Es war nicht das erste Mal, daß der Gymnasiast aus Jericho ein israelisches Gefängnis von innen sah. Schon mehrfach war er von Soldaten gefaßt worden, während er die Armee mit Steinen bewarf. „Meine Freunde und ich haben seit Beginn der Intifada häufig in Gefängnissen der israelischen Armee gesessen“, erzählte er stolz. Junes Takruris schwarze Haut verrät seine ursprüngliche Herkunft: Seine Vorfahren kamen aus Nigeria. Sein Großvater war es, der sich zur Zeit des britischen Mandats in Palästina niederließ, als er sich auf der Rückreise von einer Pilgerfahrt nach Mekka befand.
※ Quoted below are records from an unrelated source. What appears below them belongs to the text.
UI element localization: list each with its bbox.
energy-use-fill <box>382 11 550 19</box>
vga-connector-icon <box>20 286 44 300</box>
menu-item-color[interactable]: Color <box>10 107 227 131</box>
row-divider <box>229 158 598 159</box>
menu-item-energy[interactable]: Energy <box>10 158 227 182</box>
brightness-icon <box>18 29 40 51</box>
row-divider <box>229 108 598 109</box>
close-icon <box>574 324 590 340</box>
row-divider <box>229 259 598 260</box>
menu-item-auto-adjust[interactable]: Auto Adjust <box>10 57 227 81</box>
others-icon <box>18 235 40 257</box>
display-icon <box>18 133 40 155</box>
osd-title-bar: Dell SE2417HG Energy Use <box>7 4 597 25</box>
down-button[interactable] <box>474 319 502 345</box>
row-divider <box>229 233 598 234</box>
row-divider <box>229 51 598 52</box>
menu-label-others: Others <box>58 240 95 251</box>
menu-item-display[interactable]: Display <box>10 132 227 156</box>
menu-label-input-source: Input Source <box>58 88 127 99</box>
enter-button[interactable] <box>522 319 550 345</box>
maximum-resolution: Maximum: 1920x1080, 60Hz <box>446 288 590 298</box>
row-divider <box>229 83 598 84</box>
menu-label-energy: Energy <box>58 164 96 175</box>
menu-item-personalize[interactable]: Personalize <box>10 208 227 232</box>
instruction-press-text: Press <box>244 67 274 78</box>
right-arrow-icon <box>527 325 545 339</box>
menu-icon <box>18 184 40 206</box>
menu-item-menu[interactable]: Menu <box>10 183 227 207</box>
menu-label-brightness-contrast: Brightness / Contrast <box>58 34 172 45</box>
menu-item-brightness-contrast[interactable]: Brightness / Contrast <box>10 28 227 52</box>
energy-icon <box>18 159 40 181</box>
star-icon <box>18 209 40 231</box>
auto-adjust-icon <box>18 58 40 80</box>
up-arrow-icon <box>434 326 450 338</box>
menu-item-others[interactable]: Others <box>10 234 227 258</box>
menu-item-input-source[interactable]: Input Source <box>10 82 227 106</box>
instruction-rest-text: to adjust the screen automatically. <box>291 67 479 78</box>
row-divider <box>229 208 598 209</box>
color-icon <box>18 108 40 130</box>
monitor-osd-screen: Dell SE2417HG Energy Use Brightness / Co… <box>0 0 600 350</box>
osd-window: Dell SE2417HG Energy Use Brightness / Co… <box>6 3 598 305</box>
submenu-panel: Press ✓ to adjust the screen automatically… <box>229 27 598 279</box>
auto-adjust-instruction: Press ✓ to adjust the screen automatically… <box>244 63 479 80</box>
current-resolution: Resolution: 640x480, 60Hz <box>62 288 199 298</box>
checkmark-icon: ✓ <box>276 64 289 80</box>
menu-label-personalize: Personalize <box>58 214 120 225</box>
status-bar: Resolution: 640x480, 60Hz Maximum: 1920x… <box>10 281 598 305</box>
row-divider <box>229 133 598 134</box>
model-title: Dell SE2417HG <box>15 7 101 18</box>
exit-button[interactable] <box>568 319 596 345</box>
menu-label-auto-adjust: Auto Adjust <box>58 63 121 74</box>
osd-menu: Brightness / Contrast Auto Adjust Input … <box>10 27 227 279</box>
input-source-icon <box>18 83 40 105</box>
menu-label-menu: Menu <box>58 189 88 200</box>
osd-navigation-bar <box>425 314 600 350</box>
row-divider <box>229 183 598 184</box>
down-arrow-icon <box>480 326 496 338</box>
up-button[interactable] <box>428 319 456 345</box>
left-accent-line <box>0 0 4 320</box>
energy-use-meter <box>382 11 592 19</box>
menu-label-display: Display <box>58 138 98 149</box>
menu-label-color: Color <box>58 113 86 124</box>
In Jerusalem, das auch für die Mohammedaner ein heiliger Ort ist, lernte er seine zukünftige Frau Myriam kennen, die Großmutter von Junes. Das junge Paar zog nach Jericho um und richtete sich im Viertel der Schwarzen ein, die seit der ersten Hälfte des 19.Jahrhunderts in Palästina leben. Diese waren seinerzeit im Gefolge des Sultans von Ägypten, Ibrahim Pascha, ins Land eingefallen und bei seinem Abzug von ihm zurückgelassen worden.
Heute leben in Jericho zahlreiche Familien afrikanischer Abstammung, davon allein 30 aus Nigeria, die sich alle als Palästinenser fühlen.
„Nachdem sie meinen Enkel in einem Jeep abgeführt hatten, kamen die Soldaten und teilten mir mit: 'Ihr Haus wird zerstört, weil Junes eine Frau und ihre drei Kinder getötet hat.‘ Ich wußte nicht, wovon sie sprachen,“ sagt Myriam, die in ihrem Alter noch ein ganz glattes Gesicht hat. Nicht nur ein Haus, sondern gleich drei im Besitz der Familie Takruri wurden von den Soldaten gesprengt. Nach Angaben eines Sprechers des internationalen Roten Kreuzes fielen in Jericho nach dem Attentat insgesamt elf Häuser den Vergeltungsschlägen der Armee zum Opfer, so daß 70 Bewohner obdachlos wurden.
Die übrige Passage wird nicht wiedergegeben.